Although the fear of doing federal prison time is a powerful disincentive for those under American jurisdiction, the economic squeeze on the internet gaming industry has also had the desired effect on what was Antigua’s second largest industry after tourism. The LA Times noted recently that more than 3,000 people in Antigua and Barbuda, or 10 per cent of the workforce, have lost jobs since the late 1990s, when U.S. politicians and social conservatives set their sites on taking down the online gaming community. Antigua’s gambling revenue, which topped out at $90m in 1999, fell to $20m last year. Only 44 of the 200 online gambling companies registered in Antigua since 1994 are still toughing it out after the recent collapse in online gaming activity in the wake of the recent American legislation.

Early next year, when the Dispute Resolution Body finally finishes with each side’s arguments, Antigua will undoubtedly win its claim that the US is still noncompliant with the prior WTO rulings in the case, but the question of how to compensate Antigua for its economic losses remains. What kind of leverage does a small country like Antigua and Barbuda have against the last superpower?

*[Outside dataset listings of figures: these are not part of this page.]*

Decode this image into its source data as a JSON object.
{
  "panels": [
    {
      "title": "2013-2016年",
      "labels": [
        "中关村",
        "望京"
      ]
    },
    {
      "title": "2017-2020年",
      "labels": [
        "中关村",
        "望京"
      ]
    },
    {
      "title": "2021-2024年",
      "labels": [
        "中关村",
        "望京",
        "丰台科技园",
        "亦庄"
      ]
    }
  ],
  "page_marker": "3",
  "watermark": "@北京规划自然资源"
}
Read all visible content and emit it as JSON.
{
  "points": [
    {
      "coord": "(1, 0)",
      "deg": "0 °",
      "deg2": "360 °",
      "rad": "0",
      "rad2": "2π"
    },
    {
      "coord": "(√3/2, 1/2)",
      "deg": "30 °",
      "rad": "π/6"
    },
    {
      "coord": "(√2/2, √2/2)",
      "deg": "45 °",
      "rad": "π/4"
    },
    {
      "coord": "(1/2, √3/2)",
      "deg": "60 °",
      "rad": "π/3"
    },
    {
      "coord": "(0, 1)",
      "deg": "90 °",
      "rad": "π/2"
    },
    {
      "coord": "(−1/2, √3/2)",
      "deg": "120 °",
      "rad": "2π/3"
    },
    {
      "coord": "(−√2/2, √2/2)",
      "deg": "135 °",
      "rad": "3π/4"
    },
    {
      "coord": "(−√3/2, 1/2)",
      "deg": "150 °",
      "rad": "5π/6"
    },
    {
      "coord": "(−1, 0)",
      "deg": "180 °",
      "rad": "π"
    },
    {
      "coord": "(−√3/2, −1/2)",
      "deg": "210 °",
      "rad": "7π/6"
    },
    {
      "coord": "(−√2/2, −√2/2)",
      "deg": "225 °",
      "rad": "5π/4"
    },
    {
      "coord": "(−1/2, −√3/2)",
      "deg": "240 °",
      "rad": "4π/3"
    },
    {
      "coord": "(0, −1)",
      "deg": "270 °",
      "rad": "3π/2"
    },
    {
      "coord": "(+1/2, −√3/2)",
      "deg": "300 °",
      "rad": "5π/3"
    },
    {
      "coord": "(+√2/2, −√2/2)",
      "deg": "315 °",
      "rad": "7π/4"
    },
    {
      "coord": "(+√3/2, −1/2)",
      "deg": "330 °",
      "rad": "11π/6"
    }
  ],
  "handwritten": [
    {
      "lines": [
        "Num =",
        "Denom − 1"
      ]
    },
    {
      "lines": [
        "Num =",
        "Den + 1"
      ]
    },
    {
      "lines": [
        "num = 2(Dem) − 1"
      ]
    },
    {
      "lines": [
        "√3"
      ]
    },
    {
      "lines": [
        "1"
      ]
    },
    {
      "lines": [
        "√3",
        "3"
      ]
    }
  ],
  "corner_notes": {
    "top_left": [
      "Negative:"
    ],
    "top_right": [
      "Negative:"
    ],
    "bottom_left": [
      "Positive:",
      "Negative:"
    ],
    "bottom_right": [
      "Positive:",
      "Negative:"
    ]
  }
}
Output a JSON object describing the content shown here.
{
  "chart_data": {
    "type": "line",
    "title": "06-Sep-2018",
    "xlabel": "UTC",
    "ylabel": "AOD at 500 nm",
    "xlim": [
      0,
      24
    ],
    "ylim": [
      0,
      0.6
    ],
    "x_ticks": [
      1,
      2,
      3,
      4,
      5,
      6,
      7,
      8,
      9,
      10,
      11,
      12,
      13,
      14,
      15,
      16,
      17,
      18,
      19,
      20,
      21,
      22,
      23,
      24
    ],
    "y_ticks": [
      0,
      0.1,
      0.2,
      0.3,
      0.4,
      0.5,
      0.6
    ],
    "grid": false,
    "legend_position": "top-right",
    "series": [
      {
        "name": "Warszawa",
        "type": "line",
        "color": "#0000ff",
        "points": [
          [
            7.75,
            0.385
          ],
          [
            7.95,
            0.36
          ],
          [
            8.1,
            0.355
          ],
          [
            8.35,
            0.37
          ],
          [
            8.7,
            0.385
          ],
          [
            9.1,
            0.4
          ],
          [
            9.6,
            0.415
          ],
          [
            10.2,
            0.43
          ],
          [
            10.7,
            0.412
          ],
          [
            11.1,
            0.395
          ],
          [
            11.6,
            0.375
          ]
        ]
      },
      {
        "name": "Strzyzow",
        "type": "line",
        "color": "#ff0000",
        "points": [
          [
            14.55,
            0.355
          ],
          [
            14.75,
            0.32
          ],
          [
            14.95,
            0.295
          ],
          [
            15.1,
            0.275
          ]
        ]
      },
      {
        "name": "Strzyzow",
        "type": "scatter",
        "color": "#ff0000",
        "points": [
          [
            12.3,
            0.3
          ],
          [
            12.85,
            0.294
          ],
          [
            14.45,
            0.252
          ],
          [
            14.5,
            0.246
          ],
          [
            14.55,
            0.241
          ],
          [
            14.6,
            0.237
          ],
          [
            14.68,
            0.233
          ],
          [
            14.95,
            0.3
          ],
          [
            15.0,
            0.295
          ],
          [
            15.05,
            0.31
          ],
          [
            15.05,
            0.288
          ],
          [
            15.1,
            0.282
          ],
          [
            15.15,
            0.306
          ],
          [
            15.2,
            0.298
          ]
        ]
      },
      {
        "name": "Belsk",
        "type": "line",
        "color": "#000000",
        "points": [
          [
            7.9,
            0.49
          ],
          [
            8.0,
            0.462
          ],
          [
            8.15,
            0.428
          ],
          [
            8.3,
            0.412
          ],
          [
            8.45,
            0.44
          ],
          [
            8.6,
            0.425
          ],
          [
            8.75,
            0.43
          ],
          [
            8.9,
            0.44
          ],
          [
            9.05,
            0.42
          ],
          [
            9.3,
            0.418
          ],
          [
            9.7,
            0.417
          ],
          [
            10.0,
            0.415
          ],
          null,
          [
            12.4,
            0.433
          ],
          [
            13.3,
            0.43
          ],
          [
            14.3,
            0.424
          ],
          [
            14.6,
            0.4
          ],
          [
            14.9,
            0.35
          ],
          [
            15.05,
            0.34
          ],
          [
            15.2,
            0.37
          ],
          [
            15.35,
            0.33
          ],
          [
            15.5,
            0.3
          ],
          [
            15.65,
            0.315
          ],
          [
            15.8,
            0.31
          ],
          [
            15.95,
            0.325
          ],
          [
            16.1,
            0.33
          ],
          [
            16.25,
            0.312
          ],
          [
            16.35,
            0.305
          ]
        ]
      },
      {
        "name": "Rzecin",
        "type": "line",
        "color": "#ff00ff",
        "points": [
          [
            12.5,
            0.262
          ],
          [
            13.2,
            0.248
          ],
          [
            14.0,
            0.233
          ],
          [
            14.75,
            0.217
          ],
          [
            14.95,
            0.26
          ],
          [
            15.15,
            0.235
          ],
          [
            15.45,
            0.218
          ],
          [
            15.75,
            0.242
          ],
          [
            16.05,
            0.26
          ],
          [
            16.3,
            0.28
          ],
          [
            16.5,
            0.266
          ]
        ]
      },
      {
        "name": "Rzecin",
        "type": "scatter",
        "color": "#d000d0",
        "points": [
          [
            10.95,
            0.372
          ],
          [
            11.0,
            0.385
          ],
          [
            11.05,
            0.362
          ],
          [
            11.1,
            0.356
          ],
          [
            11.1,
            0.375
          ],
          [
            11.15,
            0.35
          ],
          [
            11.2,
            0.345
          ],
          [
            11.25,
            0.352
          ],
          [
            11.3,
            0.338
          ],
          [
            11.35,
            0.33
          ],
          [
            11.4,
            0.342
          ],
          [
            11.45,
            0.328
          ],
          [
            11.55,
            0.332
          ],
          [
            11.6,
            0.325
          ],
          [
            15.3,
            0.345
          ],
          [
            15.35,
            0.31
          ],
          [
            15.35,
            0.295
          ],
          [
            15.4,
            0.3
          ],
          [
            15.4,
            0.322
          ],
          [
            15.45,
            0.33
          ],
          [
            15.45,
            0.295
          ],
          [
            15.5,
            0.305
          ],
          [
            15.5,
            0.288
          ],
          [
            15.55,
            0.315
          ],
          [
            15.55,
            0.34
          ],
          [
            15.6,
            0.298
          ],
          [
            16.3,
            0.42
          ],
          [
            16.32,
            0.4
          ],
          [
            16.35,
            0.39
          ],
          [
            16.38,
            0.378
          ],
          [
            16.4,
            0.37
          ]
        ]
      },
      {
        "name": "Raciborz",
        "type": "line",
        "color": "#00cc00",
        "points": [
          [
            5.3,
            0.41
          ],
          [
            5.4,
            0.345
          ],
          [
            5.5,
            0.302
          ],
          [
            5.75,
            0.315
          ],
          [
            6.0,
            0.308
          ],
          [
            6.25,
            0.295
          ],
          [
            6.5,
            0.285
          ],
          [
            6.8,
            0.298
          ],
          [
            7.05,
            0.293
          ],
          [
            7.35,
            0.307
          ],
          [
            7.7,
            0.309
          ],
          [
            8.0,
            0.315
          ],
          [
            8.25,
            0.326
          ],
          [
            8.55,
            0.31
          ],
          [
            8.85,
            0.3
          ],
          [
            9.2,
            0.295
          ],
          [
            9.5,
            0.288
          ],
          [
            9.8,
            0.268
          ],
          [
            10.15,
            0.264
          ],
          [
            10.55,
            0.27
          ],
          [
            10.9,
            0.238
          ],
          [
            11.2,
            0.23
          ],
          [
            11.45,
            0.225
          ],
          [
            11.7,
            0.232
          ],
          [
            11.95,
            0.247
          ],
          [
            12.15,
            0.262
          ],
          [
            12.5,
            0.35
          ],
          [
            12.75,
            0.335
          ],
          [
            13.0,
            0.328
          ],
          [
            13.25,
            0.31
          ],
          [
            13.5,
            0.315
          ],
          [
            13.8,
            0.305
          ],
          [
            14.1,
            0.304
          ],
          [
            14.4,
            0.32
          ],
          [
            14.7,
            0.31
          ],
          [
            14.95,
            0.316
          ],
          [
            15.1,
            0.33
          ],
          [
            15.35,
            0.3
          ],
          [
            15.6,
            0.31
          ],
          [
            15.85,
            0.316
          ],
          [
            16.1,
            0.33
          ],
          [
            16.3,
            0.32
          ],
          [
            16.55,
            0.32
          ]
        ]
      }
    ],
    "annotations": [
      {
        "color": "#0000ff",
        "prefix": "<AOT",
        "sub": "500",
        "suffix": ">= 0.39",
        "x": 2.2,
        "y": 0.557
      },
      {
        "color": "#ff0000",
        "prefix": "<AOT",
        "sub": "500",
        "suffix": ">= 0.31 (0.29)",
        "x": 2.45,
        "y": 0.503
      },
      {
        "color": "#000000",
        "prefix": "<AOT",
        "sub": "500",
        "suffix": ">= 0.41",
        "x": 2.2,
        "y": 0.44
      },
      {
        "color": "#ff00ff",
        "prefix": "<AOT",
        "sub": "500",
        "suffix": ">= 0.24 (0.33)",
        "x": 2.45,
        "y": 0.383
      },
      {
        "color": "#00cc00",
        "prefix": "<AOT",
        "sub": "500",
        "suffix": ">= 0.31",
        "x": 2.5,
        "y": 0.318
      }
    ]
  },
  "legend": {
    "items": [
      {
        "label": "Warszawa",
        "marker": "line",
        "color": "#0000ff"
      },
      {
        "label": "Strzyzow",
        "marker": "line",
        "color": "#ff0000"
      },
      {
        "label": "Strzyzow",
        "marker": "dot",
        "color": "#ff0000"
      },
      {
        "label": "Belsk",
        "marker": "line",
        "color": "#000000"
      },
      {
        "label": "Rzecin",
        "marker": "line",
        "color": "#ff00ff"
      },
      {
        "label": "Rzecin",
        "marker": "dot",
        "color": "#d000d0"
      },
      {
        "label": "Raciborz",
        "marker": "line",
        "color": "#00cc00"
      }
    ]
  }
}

Under one provision of the WTO, a party is allowed to suspend its obligations (“concessions,” in WTO-speak) to another signatory if sanctions alone prove insufficient, and Antiguan authorities are already talking of following the example of Ecuador, which threatened to start selling black-market copies of EU merchandise, if the EU refused to comply with the original panel ruling on banana tariffs. Indeed, the EU and Japan have filed briefs supporting the Antiguan position.

That darling of the American political class, enormous American based intellectual property rights holders, such as Microsoft or Universal Studios, will be sore if the United States cannot come to some kind of resolution in its dispute with little Antigua and Barbuda. Furthermore, the fact that the primary proponent of the GATS round of trade talks would prove so stubborn when faced with an adversary ruling would seem to indicate that a rough road lies ahead for a more general worldwide liberalization of trade in services.

The vindication sought by Jay Cohen eight years ago may finally be at hand. ®

Burke Hansen, attorney at large, heads a San Francisco law office.